On 3 August 2023, Hollywoodbets was announced as the new title sponsor of the Sharks Rugby team. The Hollywoodbets logo will feature prominently on the front and back of The Sharks jerseys across all competitions.

==Social responsibility==
Every Hollywoodbets branch in South Africa supports a local charity, as well as a local sports team, as part of their Social Responsibility Programme, commonly known as the Hollywoodbets MyCommunity Programme. Included are children's homes, community centers, old-age homes and schools.

With regards to community sports teams, they include soccer teams, cricket teams, rugby and other sports.

In September 2021, Hollywoodbets announced the launch of the Hollywood Foundation. The Hollywood Foundation will operate as a "fully-fledged non-profit organisation that plays an active role in the communities within which it operates." The Foundation works on projects focussing on welfare, education, sports, arts and culture as well as investing in SMMEs.

==Food==
The Hollywood Bunny Bar branches, under the Hollywoodbets banner, currently consists of 8 branches located in the South African provinces of Gauteng, KwaZulu-Natal, the Eastern Cape and Western Cape. These branches are famous for their authentic Durban curries, and won the award for Best Bunny Chow in 2014 after winning the Bunny Chow Barometer Challenge 2014.

==Brand ambassadors==
In 2016, former Orlando Pirates and Bafana Bafana soccer player Jerry Sikhosana was named as a brand ambassador for Hollywoodbets. In 2017, former Kaizer Chiefs, Mamelodi Sundowns and Bafana Bafana goalkeeper Brian Baloyi also joined as a brand ambassador for Hollywoodbets.

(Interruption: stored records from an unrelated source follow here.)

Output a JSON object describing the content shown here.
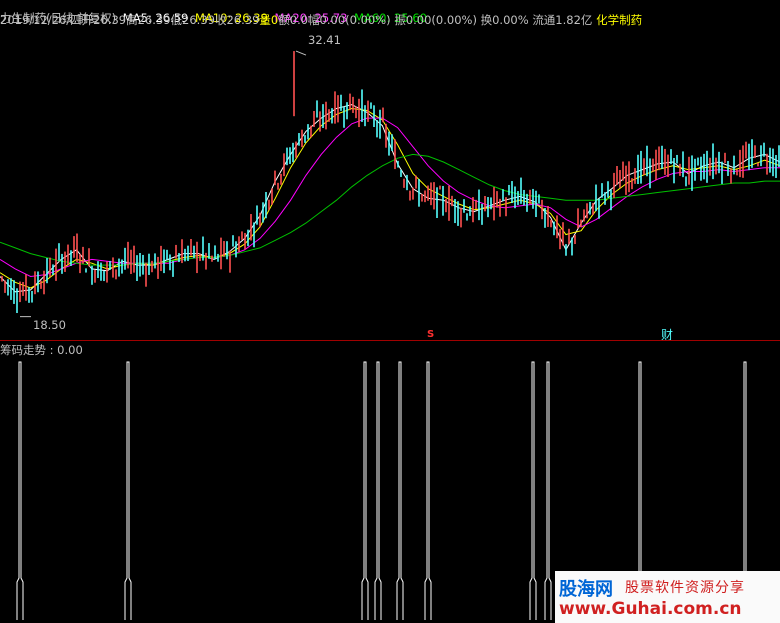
{
  "header": {
    "stock_title": "力生制药(日线,前复权)",
    "ma5": "MA5: 26.59",
    "ma10": "MA10: 26.39",
    "ma20": "MA20: 25.73",
    "ma60": "MA60: 25.60",
    "date": "2019/12/26/四",
    "open": "开26.39",
    "high": "高26.39",
    "low": "低26.39",
    "close": "收26.39",
    "volume": "量0",
    "amount": "额0.0",
    "change": "幅0.00(0.00%)",
    "amplitude": "振0.00(0.00%)",
    "turnover": "换0.00%",
    "float": "流通1.82亿",
    "sector": "化学制药"
  },
  "main_chart": {
    "high_label": "32.41",
    "low_label": "18.50",
    "marker_s": "S",
    "marker_cai": "财"
  },
  "sub_chart": {
    "title": "筹码走势 : 0.00"
  },
  "watermark": {
    "logo": "股海网",
    "slogan": "股票软件资源分享",
    "url": "www.Guhai.com.cn"
  },
  "colors": {
    "background": "#000000",
    "ma5": "#ffffff",
    "ma10": "#ffff00",
    "ma20": "#ff00ff",
    "ma60": "#00c000",
    "up": "#ff5050",
    "down": "#54ffff",
    "divider": "#a00000",
    "signal": "#ffffff"
  },
  "chart_data": {
    "type": "line",
    "ylim": [
      18.5,
      32.41
    ],
    "annotations": [
      "32.41",
      "18.50"
    ],
    "series": [
      {
        "name": "MA5",
        "values": [
          20.6,
          19.8,
          19.9,
          20.7,
          21.5,
          22.0,
          21.0,
          20.9,
          21.4,
          21.2,
          21.2,
          21.5,
          21.8,
          21.8,
          21.5,
          21.9,
          22.6,
          23.8,
          25.6,
          27.0,
          28.2,
          28.9,
          29.4,
          29.6,
          29.2,
          28.5,
          26.5,
          25.2,
          24.7,
          24.6,
          24.2,
          24.0,
          24.3,
          24.6,
          24.8,
          24.5,
          23.7,
          22.0,
          23.4,
          24.6,
          25.2,
          25.9,
          26.2,
          26.5,
          26.6,
          26.0,
          26.4,
          26.6,
          26.3,
          26.8,
          27.0,
          26.6
        ]
      },
      {
        "name": "MA10",
        "values": [
          20.8,
          20.3,
          20.0,
          20.4,
          21.0,
          21.5,
          21.3,
          21.0,
          21.2,
          21.3,
          21.2,
          21.4,
          21.6,
          21.7,
          21.6,
          21.8,
          22.3,
          23.2,
          24.7,
          26.3,
          27.6,
          28.5,
          29.1,
          29.4,
          29.3,
          28.8,
          27.5,
          26.0,
          25.2,
          24.8,
          24.4,
          24.1,
          24.2,
          24.4,
          24.6,
          24.4,
          23.9,
          22.8,
          23.0,
          24.1,
          24.9,
          25.5,
          25.9,
          26.2,
          26.4,
          26.2,
          26.3,
          26.4,
          26.2,
          26.4,
          26.7,
          26.4
        ]
      },
      {
        "name": "MA20",
        "values": [
          21.5,
          21.0,
          20.6,
          20.7,
          21.0,
          21.3,
          21.5,
          21.4,
          21.3,
          21.3,
          21.3,
          21.3,
          21.5,
          21.6,
          21.6,
          21.7,
          22.0,
          22.6,
          23.5,
          24.6,
          25.9,
          27.0,
          27.9,
          28.6,
          28.9,
          28.9,
          28.4,
          27.4,
          26.4,
          25.6,
          25.0,
          24.6,
          24.3,
          24.2,
          24.3,
          24.4,
          24.2,
          23.6,
          23.2,
          23.6,
          24.2,
          24.8,
          25.3,
          25.7,
          26.0,
          26.1,
          26.1,
          26.2,
          26.1,
          26.2,
          26.3,
          26.3
        ]
      },
      {
        "name": "MA60",
        "values": [
          22.4,
          22.1,
          21.8,
          21.6,
          21.4,
          21.3,
          21.2,
          21.2,
          21.2,
          21.3,
          21.3,
          21.4,
          21.5,
          21.6,
          21.6,
          21.7,
          21.9,
          22.1,
          22.5,
          22.9,
          23.4,
          24.0,
          24.6,
          25.3,
          25.9,
          26.4,
          26.8,
          27.0,
          26.9,
          26.6,
          26.2,
          25.8,
          25.4,
          25.1,
          24.9,
          24.8,
          24.7,
          24.6,
          24.6,
          24.6,
          24.7,
          24.8,
          24.9,
          25.0,
          25.1,
          25.2,
          25.3,
          25.4,
          25.5,
          25.5,
          25.6,
          25.6
        ]
      }
    ],
    "signals": {
      "x": [
        20,
        128,
        365,
        378,
        400,
        428,
        533,
        548,
        640,
        745
      ]
    }
  }
}
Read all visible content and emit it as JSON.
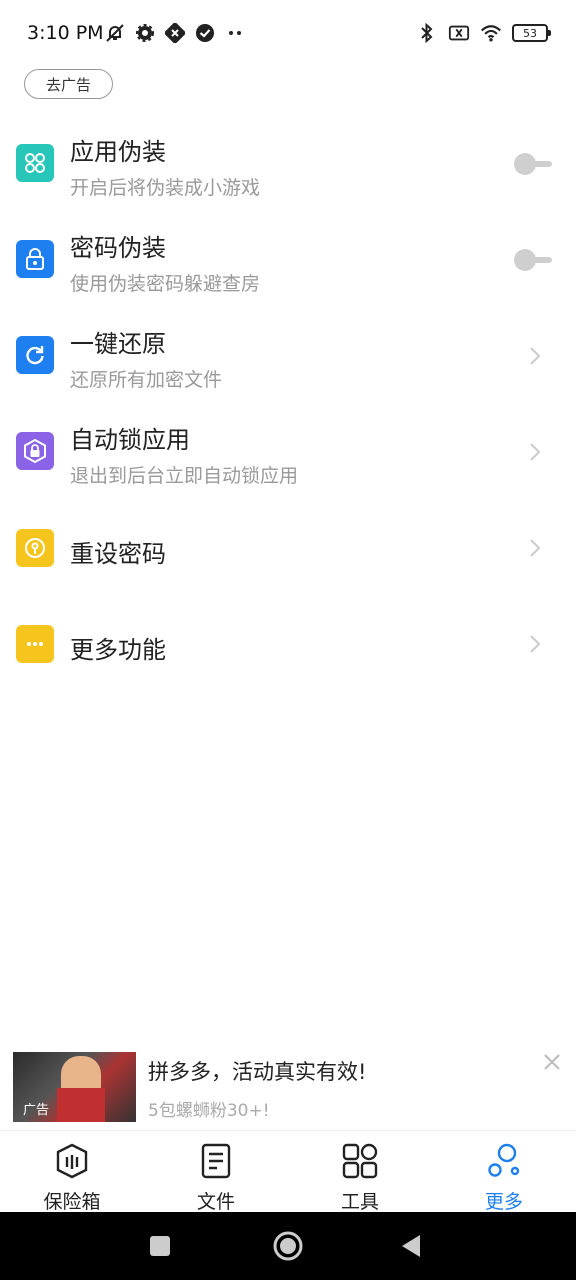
{
  "status_bar": {
    "time": "3:10 PM",
    "battery": "53",
    "left_icons": [
      "silent-icon",
      "gear-icon",
      "signal-x-icon",
      "check-circle-icon",
      "more-dots-icon"
    ],
    "right_icons": [
      "bluetooth-icon",
      "sim-x-icon",
      "wifi-icon",
      "battery-icon"
    ]
  },
  "ad_button": {
    "label": "去广告"
  },
  "menu": [
    {
      "title": "应用伪装",
      "subtitle": "开启后将伪装成小游戏",
      "icon": "grid-apps-icon",
      "icon_color": "#26c6b9",
      "control": "toggle"
    },
    {
      "title": "密码伪装",
      "subtitle": "使用伪装密码躲避查房",
      "icon": "lock-icon",
      "icon_color": "#1e7ff0",
      "control": "toggle"
    },
    {
      "title": "一键还原",
      "subtitle": "还原所有加密文件",
      "icon": "refresh-icon",
      "icon_color": "#1e7ff0",
      "control": "chevron"
    },
    {
      "title": "自动锁应用",
      "subtitle": "退出到后台立即自动锁应用",
      "icon": "hex-lock-icon",
      "icon_color": "#8b63e6",
      "control": "chevron"
    },
    {
      "title": "重设密码",
      "subtitle": "",
      "icon": "key-icon",
      "icon_color": "#f6c51d",
      "control": "chevron"
    },
    {
      "title": "更多功能",
      "subtitle": "",
      "icon": "dots-icon",
      "icon_color": "#f6c51d",
      "control": "chevron"
    }
  ],
  "ad_banner": {
    "title": "拼多多，活动真实有效!",
    "subtitle": "5包螺蛳粉30+!",
    "tag": "广告"
  },
  "bottom_nav": [
    {
      "label": "保险箱",
      "icon": "vault-icon",
      "active": false
    },
    {
      "label": "文件",
      "icon": "document-icon",
      "active": false
    },
    {
      "label": "工具",
      "icon": "tools-grid-icon",
      "active": false
    },
    {
      "label": "更多",
      "icon": "more-circles-icon",
      "active": true
    }
  ],
  "colors": {
    "accent": "#1e7ff0",
    "text": "#222222",
    "subtext": "#9a9a9a"
  }
}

In 2019, rugby twins Akona Ndungane and Odwa Ndungane joined Hollywoodbets as Brand Ambassadors. The pair are actively involved in Hollywood's partnership with the Phaka rugby programme on SuperSport, as well as initiatives through the twin's Ndungane Foundation.

In March 2020, former South African Champion jockey Anthony Delpech joined on as a brand ambassador for Hollywoodbets. His main role is to assist in managing the Hollywood Syndicate, the horse racing ownership arm of Hollywoodbets.

In April 2020, former South African cricketer Mike Procter joined on as a brand ambassador for Hollywoodbets. Work was done in conjunction with the Mike Procter Foundation, as well as Ottawa Primary School in Durban, where Procter runs the physical education programme.

In 2020, South African-born actress Nomzamo Mbatha joined Hollywoodbets as a brand ambassador. Hollywoodbets works with the actress and her Lighthouse Foundation in various community development and bursary projects.

In December 2021, radio sports talk show host Robert Marawa was introduced as a Hollywoodbets brand ambassador, and appeared in TV commercials and advertisements for the brand.

In February 2022, sports broadcaster Carol Tshabalala, known as South Africa’s "First Lady of Sport", signed as the latest Brand Ambassador for Hollywoodbets.

In November 2022, former South African football captain Teko Modise joined Hollywoodbets as their latest brand ambassador.

In April 2024, Hollywoodbets announced South African rugby player Eben Etzebeth and his actress wife Anlia Star as the newest brand ambassadors for the company.

==Controversies==
In July 2025, the Advertising Standards Authority upheld a complaint against Hollywoodbets for advertising to minors. The complaint arose from a minor who was presented with the ad, which urged users to sign up to Hollywoodbets and claim promotions, despite having logged their age when registering on the website.

==Awards==
In 2018 at the Gambling Industry Awards held in South Africa, Hollywoodbets was awarded best Corporate Social Investment (CSI), Best Sports Betting Campaign for 2018, Best Employer of the Year and Best CEO of the Year (Suren Rampersadh).

In 2021, Hollywoodbets was voted as KwaZulu-Natal's Brand of the Year at the Standard Bank KZN Top Business Awards.